5. Transmission by fleas.-Rabinowitsch and Kempner, with a view to finding the natural mode of transmission, placed together an infected white rat with a healthy white rat. The latter became infected in eleven days. They repeated the experiment and found parasites in the blood of another rat after fifteen days. A gray rat showed parasites in his blood after fifteen days' confinement with two infected animals. The three rats which became infected had many fleas on them. Examination of a great number of teased preparations of the fleas did not reveal any of the trypanosomes in them. They then mashed up fleas collected from infected rats and injected this material into the peritoneal cavity of nine white rats. Five became infected. Likewise four rats were injected intraperitoneally with mashed-up lice, I but no infection followed. The next experiment was to determine whether the bites of fleas were infective. Twenty fleas were collected from infected rats and placed on one healthy white rat, which after three weeks time was found to be infected with trypanosomes. They say that from this one positive experiment they conclude that fleas can carry trypanosomes, and in the absence of proof of another way of conveyance they are of the opinion that fleas are the ordinary medium of infection.

Jourgens states that his experiments were not then complete, but that he had kept infected rats and healthy rats together in the same cage without infection taking place, although the animals were strongly beset with fleas, while a later inoculation of the sound aniImals proved them to be susceptible.

6. Trypanosomes in lice.-Laveran and Mesnil found trypanosomes in the stomachs of lice which infested infected rats, but do not report a conveyance of the disease by lice bites.

7. Trypanosomes in Stegomyia fasciata.—We may be pardoned for mentioning a subject which is entirely outside of rat trypanosomes— but it may have some future bearing on the disease-to state that within a year Durham (10) has reported finding trypanosomes in a mosquito, thus adding one more to the rapidly growing list of diseases through which this little creature threatens the public health. Durham's report is inserted.

A small bat (Phyllostoma) which could not be examined at once was placed in a gauze cage, and with it a specimen of Stegomyia fasciata. The next day the bat

was dead and the mosquito full of fresh blood. This blood contained abundant trypanosomes, whose shape is quite different from the usual ones found in rats, Nagana, etc. * * * Although flagellates, coccidia-like bodies, etc., often were found from time to time in the 80 mosquitoes which were dissected, this was the only time that trypanosomes were found.

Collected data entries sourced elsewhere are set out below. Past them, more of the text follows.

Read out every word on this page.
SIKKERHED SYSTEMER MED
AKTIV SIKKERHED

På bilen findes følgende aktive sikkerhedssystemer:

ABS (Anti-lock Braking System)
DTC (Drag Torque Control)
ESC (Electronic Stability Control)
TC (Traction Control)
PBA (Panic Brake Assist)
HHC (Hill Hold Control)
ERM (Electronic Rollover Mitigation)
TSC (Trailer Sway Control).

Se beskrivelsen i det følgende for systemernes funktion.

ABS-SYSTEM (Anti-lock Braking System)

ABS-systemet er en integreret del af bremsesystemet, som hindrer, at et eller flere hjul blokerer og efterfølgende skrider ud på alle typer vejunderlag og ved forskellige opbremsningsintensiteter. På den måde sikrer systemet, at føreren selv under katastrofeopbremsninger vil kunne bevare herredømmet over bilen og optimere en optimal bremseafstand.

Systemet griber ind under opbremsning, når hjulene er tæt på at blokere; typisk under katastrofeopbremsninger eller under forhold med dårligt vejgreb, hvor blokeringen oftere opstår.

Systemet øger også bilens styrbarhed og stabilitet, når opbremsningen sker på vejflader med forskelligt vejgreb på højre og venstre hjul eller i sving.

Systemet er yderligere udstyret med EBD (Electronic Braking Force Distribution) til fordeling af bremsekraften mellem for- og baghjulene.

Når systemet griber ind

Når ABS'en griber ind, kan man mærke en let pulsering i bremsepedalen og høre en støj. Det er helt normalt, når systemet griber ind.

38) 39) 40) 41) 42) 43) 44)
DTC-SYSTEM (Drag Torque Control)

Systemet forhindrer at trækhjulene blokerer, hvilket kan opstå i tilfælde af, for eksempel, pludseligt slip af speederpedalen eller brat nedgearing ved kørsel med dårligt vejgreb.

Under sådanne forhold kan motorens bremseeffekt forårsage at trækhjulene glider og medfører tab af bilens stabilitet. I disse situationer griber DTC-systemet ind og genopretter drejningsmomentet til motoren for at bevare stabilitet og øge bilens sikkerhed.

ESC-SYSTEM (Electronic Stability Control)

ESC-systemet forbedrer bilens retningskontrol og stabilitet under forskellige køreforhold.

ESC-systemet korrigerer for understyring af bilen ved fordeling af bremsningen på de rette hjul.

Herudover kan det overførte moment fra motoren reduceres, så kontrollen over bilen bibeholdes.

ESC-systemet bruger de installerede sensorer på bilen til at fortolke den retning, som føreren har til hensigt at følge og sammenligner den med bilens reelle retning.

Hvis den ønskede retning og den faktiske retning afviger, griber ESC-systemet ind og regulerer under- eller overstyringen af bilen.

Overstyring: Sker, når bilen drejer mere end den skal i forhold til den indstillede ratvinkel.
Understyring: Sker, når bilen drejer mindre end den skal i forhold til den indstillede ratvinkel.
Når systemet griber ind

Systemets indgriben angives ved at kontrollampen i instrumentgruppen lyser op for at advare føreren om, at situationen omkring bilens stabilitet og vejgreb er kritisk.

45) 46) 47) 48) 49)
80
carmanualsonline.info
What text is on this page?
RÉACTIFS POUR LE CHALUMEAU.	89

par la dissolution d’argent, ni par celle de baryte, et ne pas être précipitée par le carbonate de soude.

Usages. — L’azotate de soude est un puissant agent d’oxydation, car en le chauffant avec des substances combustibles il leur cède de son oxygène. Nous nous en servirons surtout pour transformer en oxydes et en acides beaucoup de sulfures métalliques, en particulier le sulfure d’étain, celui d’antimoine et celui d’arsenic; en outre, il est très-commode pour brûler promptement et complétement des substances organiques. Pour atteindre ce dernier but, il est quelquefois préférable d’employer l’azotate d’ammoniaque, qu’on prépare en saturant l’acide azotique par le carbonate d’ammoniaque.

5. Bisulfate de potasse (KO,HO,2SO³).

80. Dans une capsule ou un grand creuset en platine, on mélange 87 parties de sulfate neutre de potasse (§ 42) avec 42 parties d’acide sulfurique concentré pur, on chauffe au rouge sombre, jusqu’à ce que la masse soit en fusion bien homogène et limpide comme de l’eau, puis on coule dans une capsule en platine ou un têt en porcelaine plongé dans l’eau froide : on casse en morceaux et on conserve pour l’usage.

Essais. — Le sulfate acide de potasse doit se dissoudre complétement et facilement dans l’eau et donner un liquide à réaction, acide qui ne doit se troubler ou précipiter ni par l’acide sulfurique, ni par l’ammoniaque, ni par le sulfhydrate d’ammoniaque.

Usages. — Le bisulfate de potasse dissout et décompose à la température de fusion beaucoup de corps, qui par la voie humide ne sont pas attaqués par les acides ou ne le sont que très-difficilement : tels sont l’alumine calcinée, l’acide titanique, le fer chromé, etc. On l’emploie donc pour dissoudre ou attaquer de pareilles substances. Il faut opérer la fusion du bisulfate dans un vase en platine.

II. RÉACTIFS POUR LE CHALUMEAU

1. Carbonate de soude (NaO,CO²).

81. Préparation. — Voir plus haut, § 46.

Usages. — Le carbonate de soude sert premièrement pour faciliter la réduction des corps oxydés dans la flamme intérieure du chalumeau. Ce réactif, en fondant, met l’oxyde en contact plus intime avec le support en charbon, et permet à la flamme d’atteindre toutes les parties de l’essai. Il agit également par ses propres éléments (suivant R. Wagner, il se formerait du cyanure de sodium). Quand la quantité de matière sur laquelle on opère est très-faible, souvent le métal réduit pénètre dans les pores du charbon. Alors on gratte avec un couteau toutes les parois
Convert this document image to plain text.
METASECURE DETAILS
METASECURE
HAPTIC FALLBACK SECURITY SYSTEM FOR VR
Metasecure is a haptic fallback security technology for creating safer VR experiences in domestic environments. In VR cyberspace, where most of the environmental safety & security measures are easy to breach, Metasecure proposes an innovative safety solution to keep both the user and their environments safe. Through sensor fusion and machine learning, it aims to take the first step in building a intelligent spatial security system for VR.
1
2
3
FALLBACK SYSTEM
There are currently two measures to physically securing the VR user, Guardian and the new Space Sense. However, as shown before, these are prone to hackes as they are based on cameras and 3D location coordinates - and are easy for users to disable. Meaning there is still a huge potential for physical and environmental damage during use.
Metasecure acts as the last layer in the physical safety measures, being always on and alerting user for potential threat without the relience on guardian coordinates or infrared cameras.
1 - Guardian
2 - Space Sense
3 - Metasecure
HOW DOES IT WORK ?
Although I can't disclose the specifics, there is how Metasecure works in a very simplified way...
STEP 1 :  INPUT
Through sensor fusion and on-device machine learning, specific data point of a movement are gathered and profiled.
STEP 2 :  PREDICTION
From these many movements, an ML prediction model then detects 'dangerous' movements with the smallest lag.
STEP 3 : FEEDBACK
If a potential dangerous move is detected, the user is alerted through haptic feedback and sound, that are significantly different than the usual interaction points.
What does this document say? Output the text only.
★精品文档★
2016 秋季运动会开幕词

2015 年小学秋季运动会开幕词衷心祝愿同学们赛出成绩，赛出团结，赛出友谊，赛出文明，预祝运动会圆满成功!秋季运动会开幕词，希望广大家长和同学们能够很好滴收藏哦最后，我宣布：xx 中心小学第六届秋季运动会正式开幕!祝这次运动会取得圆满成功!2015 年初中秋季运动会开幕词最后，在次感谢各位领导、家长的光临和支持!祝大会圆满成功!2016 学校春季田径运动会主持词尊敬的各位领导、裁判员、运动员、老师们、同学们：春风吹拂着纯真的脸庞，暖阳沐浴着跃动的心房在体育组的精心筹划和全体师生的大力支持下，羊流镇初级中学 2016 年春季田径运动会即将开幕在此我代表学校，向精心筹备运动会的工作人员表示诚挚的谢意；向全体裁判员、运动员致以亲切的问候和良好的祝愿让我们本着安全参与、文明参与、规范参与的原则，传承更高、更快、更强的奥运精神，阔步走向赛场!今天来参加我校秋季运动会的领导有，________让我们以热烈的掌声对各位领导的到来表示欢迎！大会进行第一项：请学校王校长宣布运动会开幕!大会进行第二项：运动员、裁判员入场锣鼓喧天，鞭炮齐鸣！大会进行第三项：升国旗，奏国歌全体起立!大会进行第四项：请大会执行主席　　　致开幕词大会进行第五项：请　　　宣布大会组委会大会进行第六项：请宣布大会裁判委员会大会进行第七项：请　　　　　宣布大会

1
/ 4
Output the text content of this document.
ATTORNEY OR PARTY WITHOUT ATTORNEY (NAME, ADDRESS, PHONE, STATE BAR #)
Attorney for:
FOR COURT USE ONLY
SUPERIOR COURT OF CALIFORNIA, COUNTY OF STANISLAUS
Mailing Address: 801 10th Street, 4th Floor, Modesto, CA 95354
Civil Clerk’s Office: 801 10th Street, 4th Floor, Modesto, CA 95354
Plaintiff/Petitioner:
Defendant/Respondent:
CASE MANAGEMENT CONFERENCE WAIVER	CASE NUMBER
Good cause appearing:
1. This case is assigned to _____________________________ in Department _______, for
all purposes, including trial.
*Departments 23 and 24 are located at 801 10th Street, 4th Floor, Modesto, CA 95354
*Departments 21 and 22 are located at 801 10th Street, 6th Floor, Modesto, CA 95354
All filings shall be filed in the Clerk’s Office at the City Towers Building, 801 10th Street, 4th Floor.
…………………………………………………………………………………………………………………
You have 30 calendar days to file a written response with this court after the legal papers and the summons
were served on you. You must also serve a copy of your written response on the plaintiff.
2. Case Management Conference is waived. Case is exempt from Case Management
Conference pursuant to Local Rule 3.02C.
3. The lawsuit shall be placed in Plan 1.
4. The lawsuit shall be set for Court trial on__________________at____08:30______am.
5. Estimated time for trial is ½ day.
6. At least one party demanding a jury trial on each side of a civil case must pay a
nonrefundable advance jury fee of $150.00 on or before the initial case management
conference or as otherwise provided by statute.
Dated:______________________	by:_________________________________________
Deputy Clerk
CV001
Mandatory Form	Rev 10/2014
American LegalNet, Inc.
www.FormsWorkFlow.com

THE PARASITES OUTSIDE THE BODY.

We must confirm the reports of Wasielewski and Senn, and of Rabinowitsch and Kempner, that if hanging drops are made of blood containing parasites in different stages of division a careful watching of the specimen will not witness the completion of the division process, whether the specimens be kept at room temperature or in the ice box or in the incubator.

Jurgens found quite the contrary. He made three hanging drops of the same blood with the same platinum loop. No. 1 was placed at 37° C. No. 2 was kept at room temperature. No. 3 was immediately dried, fixed, and stained, and examination showed it to contain parasites preparing to divide. On the next day Nos. 1 and 2 were dried, fixed, and stained. The stained specimen of No. 2 always showed the same conditions as No. 3; but in the stained specimen of No. 1 there were rosettes and division forms, none of which was seen in No. 3. Therefore, he concludes that it is possible for certain stages of the parasite under certain conditions to increase outside the body. It will require further investigation to determine whether the parasite exists in the flea's body in the forms known to us as young forms, division forms, and adult parasites, or whether there is still another form which has not yet been described. The fact of not being able to find in infective fleas any form resembling a trypanosome has a close parallel in what occurred in one of our rats. A white rat in whose blood we saw many parasites in agglutination for several days suddenly showed an absence of parasites from the blood. We immediately performed an autopsy and made a careful search of the lungs, liver, spleen, kidneys, heart, brain, and bone marrow for parasites, but could find none. We were struck by the amount of granular débris in the liver and kidneys, but could not see any trypanosomes in them.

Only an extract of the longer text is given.